“Climate hell” or “We can do it”

Entry type: Single project

Country/area: Germany

Publishing organisation: Süddeutsche Zeitung

Organisation size: Big

Publication date: 2022-11-18

Language: German

Authors: Sabrina Ebitsch, Julia Kraus, Sören Müller-Hansen, Dominik Wierl


Süddeutsche Zeitung’s Data Team is a standalone unit of the newsroom established in 2018, with a focus on data-driven reporting across all topics. The team works closely with specialist editors, graphic designers, and developers to achieve the best result for readers. The team’s goal is to tell stories, explain complex issues, and expose injustice and corruption. They are committed to constantly learning, experimenting with new tools, sources, and storytelling formats. They strive to be transparent with their methodology, source code and raw data, and to provide the best possible experience for Süddeutsche Zeitung readers.

Project description:

The article discusses the different attitudes and perspectives on climate change and climate policy. It explores the pros and cons of both optimistic and negative views on the topic, and how these perspectives can affect actions and decisions related to climate change. The article also looks at the potential impacts of these differing views on society and the environment. The unique approach of this article is that the same data and charts are used to demonstrate how an optimistic and a pessimistic view on the same facts can change the way how we think of international climate policies.

Impact reached:

The project from sueddeutsche.de on international climate policies has made a significant impact on the audience and community by providing a unique approach in data journalism. The article helped raise awareness and understanding of different attitudes and perspectives on climate change and policy, and how the same data and charts can support both optimistic and pessimistic views. It also inspired other journalists to take a more data-driven and analytical approach when reporting on climate change, by showing that data and statistics can present a balanced and accurate picture of the issue. The impact on the audience and community has been to help them understand the complexity of the issue and how different perspectives can shape public conversation and policy decisions. The use of data and statistics to support different viewpoints has also informed the public about the importance of considering multiple perspectives when making decisions about climate change.

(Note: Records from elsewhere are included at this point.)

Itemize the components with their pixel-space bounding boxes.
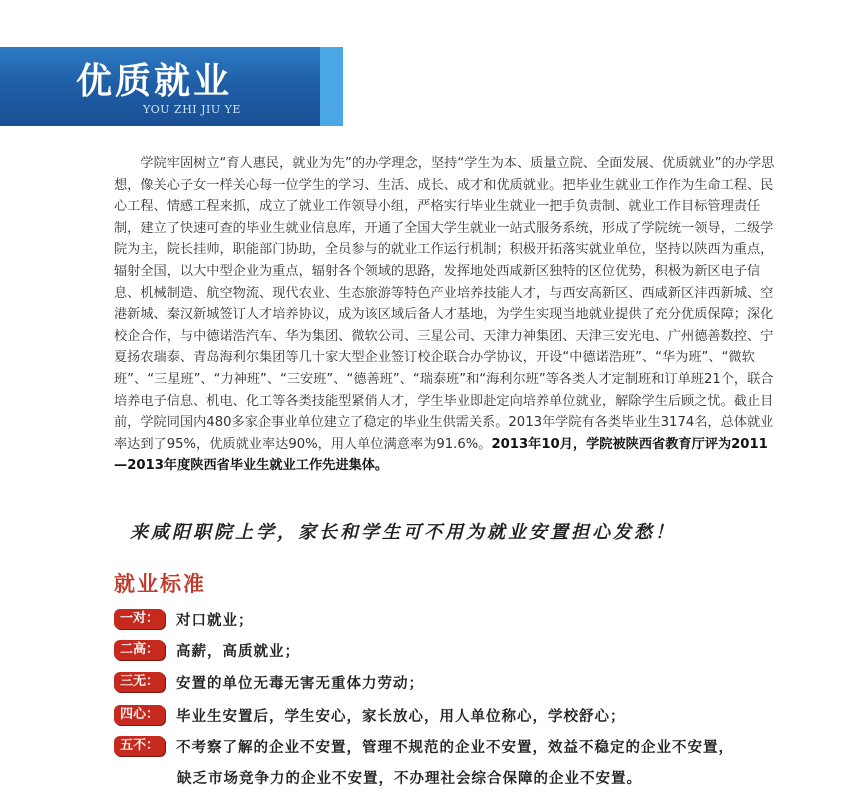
intro-bold-text: 2013年10月，学院被陕西省教育厅评为2011—2013年度陕西省毕业生就业工作先进集体。 [114, 436, 768, 474]
page-title: 优质就业 [76, 60, 233, 102]
intro-body-text: 学院牢固树立“育人惠民，就业为先”的办学理念，坚持“学生为本、质量立院、全面发展、优质就业”的办学思想，像关心子女一样关心每一位学生的学习、生活、成长、成才和优质就业。把毕业生就业工作作为生命工程、民心工程、情感工程来抓，成立了就业工作领导小组，严格实行毕业生就业一把手负责制、就业工作目标管理责任制，建立了快速可查的毕业生就业信息库，开通了全国大学生就业一站式服务系统，形成了学院统一领导，二级学院为主，院长挂帅，职能部门协助，全员参与的就业工作运行机制；积极开拓落实就业单位，坚持以陕西为重点，辐射全国，以大中型企业为重点，辐射各个领域的思路，发挥地处西咸新区独特的区位优势，积极为新区电子信息、机械制造、航空物流、现代农业、生态旅游等特色产业培养技能人才，与西安高新区、西咸新区沣西新城、空港新城、秦汉新城签订人才培养协议，成为该区域后备人才基地，为学生实现当地就业提供了充分优质保障；深化校企合作，与中德诺浩汽车、华为集团、微软公司、三星公司、天津力神集团、天津三安光电、广州德善数控、宁夏扬农瑞泰、青岛海利尔集团等几十家大型企业签订校企联合办学协议，开设“中德诺浩班”、“华为班”、“微软班”、“三星班”、“力神班”、“三安班”、“德善班”、“瑞泰班”和“海利尔班”等各类人才定制班和订单班21个，联合培养电子信息、机电、化工等各类技能型紧俏人才，学生毕业即赴定向培养单位就业，解除学生后顾之忧。截止目前，学院同国内480多家企事业单位建立了稳定的毕业生供需关系。2013年学院有各类毕业生3174名，总体就业率达到了95%，优质就业率达90%，用人单位满意率为91.6%。 [114, 156, 775, 452]
standard-item-5 [114, 735, 734, 757]
standard-badge: 一对： [114, 609, 165, 629]
page-subtitle: YOU ZHI JIU YE [143, 103, 241, 116]
standard-badge: 三无： [114, 672, 165, 692]
standard-text: 安置的单位无毒无害无重体力劳动； [176, 675, 425, 692]
intro-paragraph [114, 153, 778, 477]
standard-item-5-continuation: 缺乏市场竞争力的企业不安置，不办理社会综合保障的企业不安置。 [177, 771, 642, 787]
standard-text: 高薪，高质就业； [176, 643, 301, 660]
standard-badge: 五不： [114, 736, 165, 756]
standard-text: 对口就业； [176, 612, 254, 629]
standard-item-4 [114, 704, 626, 726]
header-banner-accent [320, 47, 343, 126]
standard-text: 毕业生安置后，学生安心，家长放心，用人单位称心，学校舒心； [176, 708, 626, 725]
standard-item-1 [114, 608, 254, 630]
standard-badge: 四心： [114, 705, 165, 725]
standard-text: 不考察了解的企业不安置，管理不规范的企业不安置，效益不稳定的企业不安置， [176, 739, 735, 756]
standard-badge: 二高： [114, 640, 165, 660]
standard-item-2 [114, 639, 300, 661]
slogan: 来咸阳职院上学，家长和学生可不用为就业安置担心发愁！ [130, 522, 676, 543]
standards-title: 就业标准 [114, 572, 206, 596]
standard-item-3 [114, 671, 424, 693]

Techniques/technologies used:

In this project from sueddeutsche.de, the team used R for data analysis and visualization. They used R packages such as dplyr, tidyr, and ggplot2 for data cleaning, transformation, and plotting. The infographics department refined the data plots for better visual representation. The data sources used were from the Global Carbon Project, the Global Carbon Project, and UNEP (United Nations Environment Programme). These organizations provide reliable data on carbon emissions, climate change, and environmental policies. The team used this data to analyze and support the different viewpoints presented in the article. The readers can use a toggle to smoothly switch between the optimistic and pessimistic view in the article. This allows the readers to compare the different perspectives and make their own judgement. The combination of R and data sources from reputable organizations enabled the team to present a data-driven and analytical approach to their reporting on climate change.

Context about the project:

This article was published during the Climate Change Conference in Egypt in November 2022, a crucial moment where the majority of countries’ climate policies were rated as “insufficient” to meet the Paris Agreement goals by the Climate Action Tracker (CAT) project, an independent scientific analysis. The report also stated that the current policies would lead to a warming of 3.2 degrees Celsius or more. The article uses historic projections of potential global warming, which were acquired by retrieving historic data from CAT via the wayback machine. The timing of this article’s publication during the conference is particularly relevant because it aims to raise awareness and understanding of the different attitudes and perspectives on climate change and climate policy and how these shape the public conversation and policy decisions. By providing a unique approach by allowing readers to smoothly switch between an optimistic and pessimistic view using a toggle feature, the article aims to educate the public on the complexity of the issue and the need for multiple perspectives when making decisions about climate change.

What can other journalists learn from this project?

This project serves as an example of how data-driven journalism can provide a unique and informative perspective on a complex issue like climate change. Other journalists can learn from the use of data analysis and visualization tools, as well as the use of multiple data sources from reputable organizations. The toggle feature that allows readers to smoothly switch between an optimistic and pessimistic view can also be an inspiration for other journalists to provide multiple perspectives in their reporting. Additionally, this project is a good example of how a data-driven approach to journalism can help to ensure that the public is better informed and can make more informed decisions about the future of our planet.